9 Haziran Perşembe......................................................Brugge-Gent
Sıkı bir kahvaltıdan sonra önce brugge'ü geziyoruz. Kiliselerine girip bakıyoruz.
gezi motorlarını görüp atlıyoruz. 5,70 € yaklaşık yarım saat sürdü.
Ögleye doğru tren ile Gent'e gittik.Burası Brugge'e benziyor ama daha büyük bir
şehir. Burada da motor gezileri var üstelik fiyatı daha ucuz (40 dk. 5 €), ama yapmadık. İspanyol
yemeği ararken yolumuza çıkan çorbacıya girdik, çok güzeldi. (4,5 €). Lüpidel marka biralarından
alıp nehir kıyısında oturduk (1 €). Bir internet cafeye girip Amsterdam rezervasyonumuza ek yapmak
istiyoruz, ama kötü bir süpriz ile karşılaşıyoruz. Biz yaptığımızı sandığımız
2 günlük rezervasyonu da yapamamışız... Epeyce yer aradık, toplam 3 günlük istiyorlar çünki hafta sonu..
Cafeler 6 da kapandığı için 1 saat kadar daha bize zaman tanıdılar, cafede çalışanlar türk
ve bizimle çok ilgilendiler.
Tekrar Brugge'deyiz. saat 10 gibi buradaki meydanda ışıklandırılmış
binaların fotoğrafını çekiyoruz. Dönüşte su almak için bir markete girdik. Ben türk olduğunu
tahmin ederek "Merhaba" dedim, adam çok mutlu oldu, epey konuştuk, hala naif kalmış bir türk..
10 Haziran Cuma................................................................Bruksel
8,30 gibi zor zar trenimize yetiştik. Yaklaşık 1 saat sonra Brüksel merkez
istasyonundayız. Mert ile anlaşıyoruz, ben çantalarla istasyonda bekliyorum, o yer bulmaya gitti. 23,5 €
ya 10 dk. uzakta bir hostele yerleşiyoruz. 3 € üye olmadığım için ekstra ödedim. Bir cafeden amsterdam
hostele yerimizi ayırtıp rahatlıyoruz. Brüksel'de Grand Place diye bir meydan var. oldukça hoş, hareketli
bir meydan. Yolumuz yunan yemekleri yapan bir sokağa düşünce Pita denen dürüme benzer sandöviçten yiyoruz (4 €).
Öğleden sonra tren ile Atomik ve Mini-Europe'ye gittik. Geç kaldığımız için ikiside kapalıydı.

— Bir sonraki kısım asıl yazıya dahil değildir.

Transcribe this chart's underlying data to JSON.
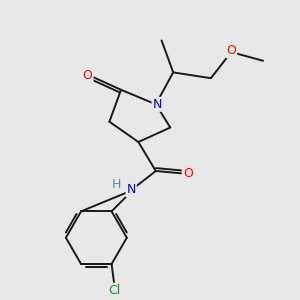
{
  "bg_color": "#e8e8e8",
  "bond_color": "#1a1a1a",
  "atom_colors": {
    "O": "#ff0000",
    "N": "#0000cc",
    "Cl": "#228b22",
    "H": "#5588aa"
  },
  "lw": 1.4,
  "font_size": 9
}
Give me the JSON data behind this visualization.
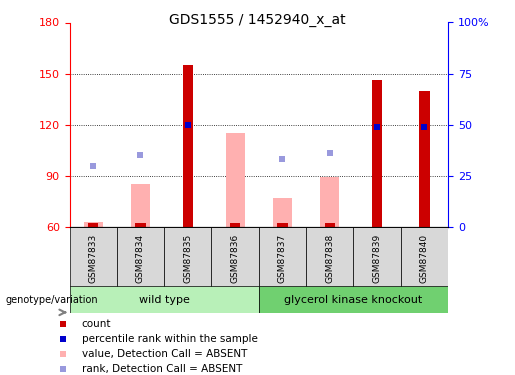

Akşam U2'nun konseri varmış, herkes bira içiyor, çok kalabalık. Mert'te gitmek istiyor. Dönüşte tramvay
ile etrafı seyrederek döndük, eşyaları yerleştirip tekrar dışarıya çıktık. Ben
etrafı gezmeye karar verdim, iki kliseye gittim, parklarına gittim, parklardaki ağaçları köşeli budamışlar
, fazla yapay olmuş. Geç vakitlerde Avrupa Parlemanto binasını da göreyim dedim, ama oldukça uzakmış
vazgeçtim. Mert ise konser için geri döndü, yer bulamayıp dışarıdan ekranda izlemiş. Ben bir bira
(1€)ve pita(3 €) alıp meydanda oturdum, çok kalabalıktı, müzik çalan Cezairlilere katıldım,
muhabbet ettik. Güzel bir gece oldu..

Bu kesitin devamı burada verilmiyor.